La richiesta di pena è stata presentata stamane. L'udienza si è svolta con rito abbreviato. Il giudice per l'udienza preliminare, Alberto Carboni, ha ascoltato le parti. I due giovani imputati sono stati analizzati attentamente. Uno è considerato l'esecutore materiale del fatto. L'altro è ritenuto complice. Quest'ultimo aveva inizialmente negato la sua presenza. Affermò di essere distante dall'aggressione. Disse anche di non essere a conoscenza del coltello. Il pubblico ministero ha sottolineato la gravità. Ha ribadito che si tratta di tentato omicidio. Ha considerato irrilevante il miglioramento delle condizioni della vittima. Per Davide, presente in aula con le stampelle, è stato richiesto un risarcimento. La somma ammonta a 1,5 milioni di euro. La famiglia della vittima ha anch'essa richiesto un indennizzo. Per il fratello, la madre e il padre sono stati chiesti 100 mila euro ciascuno.

Identità degli imputati e contesto dell'aggressione

I due imputati sono stati identificati. Si chiamano Alessandro Chiani e Ahmed Atia. Sono stati arrestati il 18 novembre. L'aggressione aveva come scopo il furto di denaro. La somma rubata era di soli 50 euro. Questo dettaglio sottolinea la brutalità gratuita dell'azione. Nell'aggressione erano coinvolti anche altri soggetti. Erano presenti tre minorenni. Questi ultimi sono imputati in un procedimento separato. La loro posizione è valutata dal tribunale per i minorenni. La vicenda ha destato grande preoccupazione nella comunità milanese. La violenza gratuita contro un giovane studente ha scosso l'opinione pubblica. Le indagini hanno ricostruito la dinamica dei fatti. La richiesta di pena mira a fare giustizia per la vittima e la sua famiglia. Si attende ora la decisione del giudice.
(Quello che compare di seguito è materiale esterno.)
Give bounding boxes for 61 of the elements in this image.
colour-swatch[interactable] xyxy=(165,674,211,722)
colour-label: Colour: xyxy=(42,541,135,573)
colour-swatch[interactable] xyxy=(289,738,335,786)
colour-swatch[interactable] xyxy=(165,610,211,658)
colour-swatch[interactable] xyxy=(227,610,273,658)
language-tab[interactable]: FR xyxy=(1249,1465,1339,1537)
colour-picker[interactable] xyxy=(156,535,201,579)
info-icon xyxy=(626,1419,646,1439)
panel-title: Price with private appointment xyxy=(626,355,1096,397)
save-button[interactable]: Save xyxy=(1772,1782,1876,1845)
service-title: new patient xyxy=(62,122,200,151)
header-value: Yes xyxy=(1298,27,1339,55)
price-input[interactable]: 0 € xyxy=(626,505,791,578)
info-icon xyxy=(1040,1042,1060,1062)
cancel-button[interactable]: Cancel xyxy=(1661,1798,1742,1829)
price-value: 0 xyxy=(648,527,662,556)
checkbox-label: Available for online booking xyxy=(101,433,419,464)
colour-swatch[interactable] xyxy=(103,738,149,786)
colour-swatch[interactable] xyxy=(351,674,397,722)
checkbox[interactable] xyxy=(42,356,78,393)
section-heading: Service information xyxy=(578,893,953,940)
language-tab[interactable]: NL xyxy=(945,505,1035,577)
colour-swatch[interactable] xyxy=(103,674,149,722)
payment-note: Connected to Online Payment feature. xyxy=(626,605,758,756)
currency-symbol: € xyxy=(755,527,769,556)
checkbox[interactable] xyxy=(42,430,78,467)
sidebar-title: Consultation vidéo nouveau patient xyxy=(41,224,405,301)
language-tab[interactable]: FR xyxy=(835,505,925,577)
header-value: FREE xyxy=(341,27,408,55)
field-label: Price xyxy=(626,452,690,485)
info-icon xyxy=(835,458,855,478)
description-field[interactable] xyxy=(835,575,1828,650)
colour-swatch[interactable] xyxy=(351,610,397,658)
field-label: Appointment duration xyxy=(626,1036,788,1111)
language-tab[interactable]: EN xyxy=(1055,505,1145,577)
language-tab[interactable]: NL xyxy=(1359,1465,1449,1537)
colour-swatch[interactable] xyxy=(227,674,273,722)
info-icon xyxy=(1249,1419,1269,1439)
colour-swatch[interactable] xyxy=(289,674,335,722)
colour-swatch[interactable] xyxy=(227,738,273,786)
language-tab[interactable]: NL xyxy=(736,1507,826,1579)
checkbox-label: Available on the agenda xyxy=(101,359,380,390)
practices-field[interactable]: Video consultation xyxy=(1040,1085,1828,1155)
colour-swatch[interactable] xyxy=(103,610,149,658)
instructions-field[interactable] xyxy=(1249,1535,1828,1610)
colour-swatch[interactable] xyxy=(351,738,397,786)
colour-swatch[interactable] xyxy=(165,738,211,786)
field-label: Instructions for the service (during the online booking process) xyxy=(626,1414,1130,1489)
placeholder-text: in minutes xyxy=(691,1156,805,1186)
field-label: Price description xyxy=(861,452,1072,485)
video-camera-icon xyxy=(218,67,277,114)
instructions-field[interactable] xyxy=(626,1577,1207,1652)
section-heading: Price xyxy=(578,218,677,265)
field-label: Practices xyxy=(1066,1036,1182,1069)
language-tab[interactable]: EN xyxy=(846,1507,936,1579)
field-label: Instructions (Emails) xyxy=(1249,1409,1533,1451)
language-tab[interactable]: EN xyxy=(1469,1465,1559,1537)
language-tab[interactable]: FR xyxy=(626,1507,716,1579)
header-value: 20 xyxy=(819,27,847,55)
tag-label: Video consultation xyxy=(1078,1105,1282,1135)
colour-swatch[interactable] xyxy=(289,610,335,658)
Domande frequenti sul caso

Cosa è successo a Milano? A Milano, due diciottenni sono accusati di tentato omicidio e rapina ai danni di uno studente di 22 anni. La vittima ha subito lesioni permanenti a seguito dell'aggressione.

Quali sono le richieste di pena? Il pubblico ministero ha chiesto 12 anni di carcere per uno degli imputati e 10 anni per l'altro. Sono state inoltre richieste somme ingenti per il risarcimento dei danni subiti dalla vittima e dalla sua famiglia.